In the project's second phase, to be completed in the second half of 2006, capabilities including collaboration, search, distributed publishing and content usage analytics will be turned into common services. Many of these capabilities were already available in the former Plumtree product, but as services they will be consumable not only in both the WebLogic and AquaLogic Interaction portals but in any Web-based application or environment.
"We see these as valuable activity services, and we'd like to see them leveraged outside the context of the portals," says Jay Simons, director of product marketing at BEA.
Services could be used to support collaboration spaces, manage documents, index and search repositories or build composite applications and processes, with interfaces delivered in the context of the portal or other environments.
Eager not to rattle content management search and business process management vendors--many of which are partnered with BEA on the app server front--Simons equivocates that these services won't replace robust standalone products. "A pharmaceutical company isn't going to tear out Documentum and replace it with the content services we're planning to deliver," Simons explains.
A niche and highly regulated pharma scenario is one thing, but what about routine document management and basic routing and workflow? BEA is clearly on track to join rivals including Microsoft, Oracle and SAP in bundling document, content and process capabilities into its service-oriented infrastructure. Whether it's Microsoft's Vista operating system and SharePoint Portal Services, Oracle's Content Services, SAP NetWeaver or, now, BEA's services plans, they're all moving toward (or already delivering) content management, search and workflow services.
Perhaps the most telling detail in BEA's recent announcement is its plan to release three new products by the end of 2006. The first product, Project "Runner," will be an engine that supports the creation of composite applications by unifying and integrating services, including those set for release in phase two (including usage analytics, security and ID management, content management, collaboration, search and workflow). Project "Holland" is set to deliver an enterprise wiki-style environment that will enable business users and nondevelopers to create collaborative workspaces, group pages and portal communities enabled with shared and reusable data connectors and workflows. And Project "Graffiti" is a knowledge management system that will spider content and let users classify information using their own tags (blog and social-networking style) to support information discovery. These plans have content- and process-enablement written all over them, with a dollop of Web content management and knowledge management to boot.
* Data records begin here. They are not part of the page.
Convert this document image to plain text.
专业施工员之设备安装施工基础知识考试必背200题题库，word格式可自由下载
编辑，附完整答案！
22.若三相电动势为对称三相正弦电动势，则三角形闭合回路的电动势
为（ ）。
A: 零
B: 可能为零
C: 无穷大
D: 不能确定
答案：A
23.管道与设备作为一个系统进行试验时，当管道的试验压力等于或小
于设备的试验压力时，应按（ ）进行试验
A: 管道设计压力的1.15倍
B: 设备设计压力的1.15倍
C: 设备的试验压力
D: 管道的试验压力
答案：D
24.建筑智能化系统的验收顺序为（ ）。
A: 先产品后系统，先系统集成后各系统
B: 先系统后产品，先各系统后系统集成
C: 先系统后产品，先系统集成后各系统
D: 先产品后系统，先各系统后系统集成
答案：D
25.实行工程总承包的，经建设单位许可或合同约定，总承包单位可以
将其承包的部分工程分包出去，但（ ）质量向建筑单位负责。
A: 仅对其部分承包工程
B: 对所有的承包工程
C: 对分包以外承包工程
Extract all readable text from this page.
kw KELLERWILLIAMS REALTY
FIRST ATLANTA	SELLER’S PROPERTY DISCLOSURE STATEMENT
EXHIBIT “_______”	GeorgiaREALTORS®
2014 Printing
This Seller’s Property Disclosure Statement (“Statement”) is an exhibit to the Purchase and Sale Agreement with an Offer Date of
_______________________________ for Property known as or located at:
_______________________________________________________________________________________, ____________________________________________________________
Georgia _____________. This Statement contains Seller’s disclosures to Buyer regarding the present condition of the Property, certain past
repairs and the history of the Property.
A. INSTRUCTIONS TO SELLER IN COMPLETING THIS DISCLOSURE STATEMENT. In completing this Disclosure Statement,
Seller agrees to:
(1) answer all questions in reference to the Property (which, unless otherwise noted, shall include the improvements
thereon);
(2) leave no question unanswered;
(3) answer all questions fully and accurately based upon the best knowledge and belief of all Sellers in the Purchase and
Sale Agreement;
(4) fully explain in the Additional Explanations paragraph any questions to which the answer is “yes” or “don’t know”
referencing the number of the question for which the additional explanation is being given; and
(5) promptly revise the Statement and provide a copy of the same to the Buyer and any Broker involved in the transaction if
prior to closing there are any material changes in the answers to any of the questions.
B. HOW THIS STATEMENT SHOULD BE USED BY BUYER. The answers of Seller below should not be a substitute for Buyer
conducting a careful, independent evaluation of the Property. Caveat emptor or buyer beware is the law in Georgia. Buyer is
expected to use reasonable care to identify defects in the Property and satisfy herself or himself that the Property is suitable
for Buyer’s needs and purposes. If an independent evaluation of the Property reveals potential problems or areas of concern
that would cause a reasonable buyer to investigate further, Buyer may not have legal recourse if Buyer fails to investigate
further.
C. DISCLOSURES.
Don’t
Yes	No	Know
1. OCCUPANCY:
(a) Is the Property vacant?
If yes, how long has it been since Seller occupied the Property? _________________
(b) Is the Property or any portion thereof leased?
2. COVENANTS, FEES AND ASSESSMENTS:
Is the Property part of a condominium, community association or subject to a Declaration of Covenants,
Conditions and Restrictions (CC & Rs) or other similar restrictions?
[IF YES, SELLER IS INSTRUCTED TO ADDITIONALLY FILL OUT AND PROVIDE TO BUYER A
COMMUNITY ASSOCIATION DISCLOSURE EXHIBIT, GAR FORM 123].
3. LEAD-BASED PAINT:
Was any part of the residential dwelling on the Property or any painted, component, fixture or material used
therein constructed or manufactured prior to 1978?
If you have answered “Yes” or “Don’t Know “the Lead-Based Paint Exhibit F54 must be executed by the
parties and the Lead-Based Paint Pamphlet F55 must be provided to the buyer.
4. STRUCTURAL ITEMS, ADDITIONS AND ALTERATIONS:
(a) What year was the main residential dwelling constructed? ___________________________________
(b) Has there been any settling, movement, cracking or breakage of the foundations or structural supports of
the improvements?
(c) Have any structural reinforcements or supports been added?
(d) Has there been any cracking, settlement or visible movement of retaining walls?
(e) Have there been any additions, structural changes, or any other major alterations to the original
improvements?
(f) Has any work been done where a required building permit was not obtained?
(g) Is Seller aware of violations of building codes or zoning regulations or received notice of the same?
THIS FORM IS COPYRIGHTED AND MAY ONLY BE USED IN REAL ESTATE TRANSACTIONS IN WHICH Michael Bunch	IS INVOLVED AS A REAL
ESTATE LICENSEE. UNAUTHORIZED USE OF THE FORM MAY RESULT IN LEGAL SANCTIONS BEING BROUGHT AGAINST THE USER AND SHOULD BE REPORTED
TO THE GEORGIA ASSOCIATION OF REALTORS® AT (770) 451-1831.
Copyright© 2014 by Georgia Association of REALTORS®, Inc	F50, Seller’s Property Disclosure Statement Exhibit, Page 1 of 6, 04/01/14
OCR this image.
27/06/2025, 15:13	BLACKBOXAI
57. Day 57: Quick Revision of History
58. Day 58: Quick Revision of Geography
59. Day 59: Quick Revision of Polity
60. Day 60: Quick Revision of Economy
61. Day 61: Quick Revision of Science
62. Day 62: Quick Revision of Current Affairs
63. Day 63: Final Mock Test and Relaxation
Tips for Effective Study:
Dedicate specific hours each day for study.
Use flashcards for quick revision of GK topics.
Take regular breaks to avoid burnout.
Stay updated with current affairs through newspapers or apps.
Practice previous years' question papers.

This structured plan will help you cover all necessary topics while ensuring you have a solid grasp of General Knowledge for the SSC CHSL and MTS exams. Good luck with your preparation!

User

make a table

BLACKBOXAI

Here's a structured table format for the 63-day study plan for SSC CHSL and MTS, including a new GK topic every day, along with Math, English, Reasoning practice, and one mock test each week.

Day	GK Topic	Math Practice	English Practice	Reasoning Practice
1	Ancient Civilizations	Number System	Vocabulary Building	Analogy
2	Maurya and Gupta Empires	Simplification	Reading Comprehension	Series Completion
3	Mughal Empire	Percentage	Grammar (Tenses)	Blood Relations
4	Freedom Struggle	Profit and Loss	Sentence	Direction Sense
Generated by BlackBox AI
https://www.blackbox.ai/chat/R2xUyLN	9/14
BEA's longest term plans call for a third phase in 2007 that will unify the back-end infrastructures of the WebLogic and AquaLogic Interaction portals. That single environment will be cross-platform and support multiple application servers, including Microsoft .Net, IBM WebSphere and Tomcat as well as BEA's own app server.
It's all promise and far from market-ready today, but I'm guessing that by 2007 the portal implications will be almost secondary. The grander scheme is the services strategy. Content management, collaboration, search, workflow, security and ID management will be leading lights in a longer list of enabling services for any style of composite application or process an enterprise might demand.